Jones broke the deadlock in the ninth minute when he made the most of a clever pass from skipper Nicky Ward by shaking off his marker and firing a low, angled drive across keeper Gary Rogers and into the far bottom corner. Jarrow were on top for much of the rest of the first half. Chris Lynn directed a downward header inches wide of an upright, captain Andrew Barclay somehow sliced wide with only keeper Justin Hutchinson to beat, and Liam Clark was fractionally too high with a powerful volley. A lively contest was given a bit more spice when a couple of spiteful challenges involving home defender Mark Lilley sparked a bout of pushing and shoving. Just like a Saturday night, but without pints in hand. 
 
New Marske, playing for the first time in five weeks, had the clearest chances early in the second half.

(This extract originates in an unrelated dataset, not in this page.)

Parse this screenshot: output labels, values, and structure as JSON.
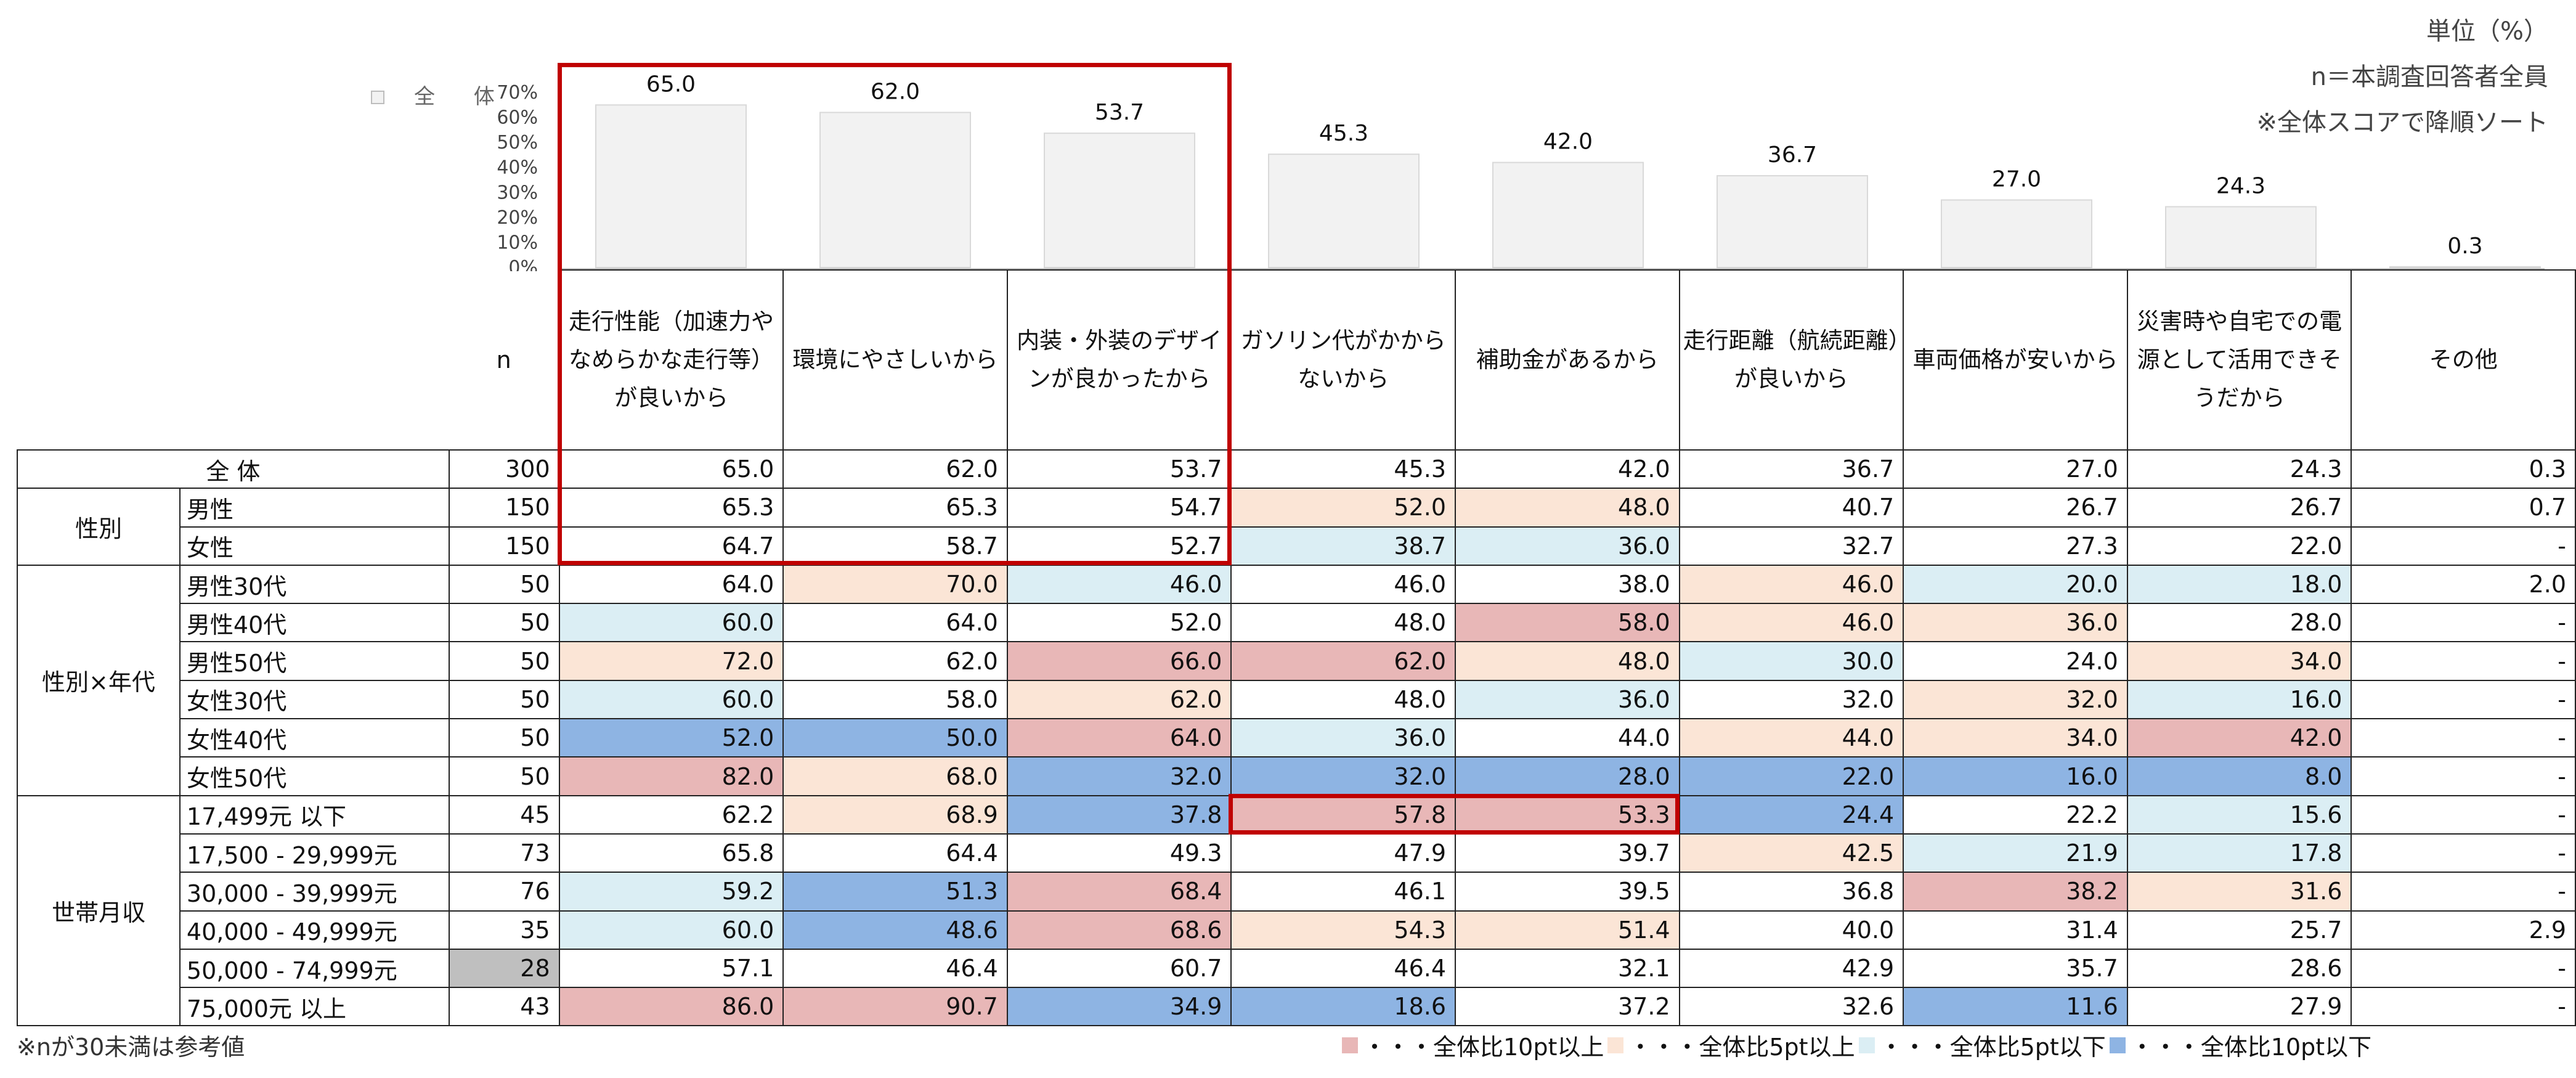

Daniel Wilkinson's goalbound drive was deflected wide by a defender's leg, and Peter Henderson cleared a close-range Jones prod off his own line. A full-back on his post at a corner. Bravo. The clincher arrived with 17 minutes left. Jones engineered space on the left side of the box and his lofted drive from 12 yards flew over Rogers and into the top corner. Team-mate Jamie Dewing blazed wastefully over in a one-on-one before, in the 85th minute, substitute Steve Hodgson rammed a follow-up past the Jarrow keeper at the second time of asking after Jones had rattled the underside of the crossbar with a 20-yard thunderbolt. Just to prove it really wasn't Jarrow's day, when a consolation goal looked certain, Daryl Turnbull's weak finish was cleared off the line by Philip Rees.
 
You get the impression New Marske have outgrown the Wearside League. Once their stands and floodlights are up, they will be well placed to join neighbours Marske United, beaten in the FA Vase quarter-finals on this same afternoon, in the Northern League, goal for so many smaller clubs in the region. New Marske's string of junior teams should provide all the talent the senior XI needs. With Teesside Athletic, based in nearby Redcar, another local club on the up and also aiming for the holy grail of the Northern League, the outlook appears bright for this hotbed of football by the sea.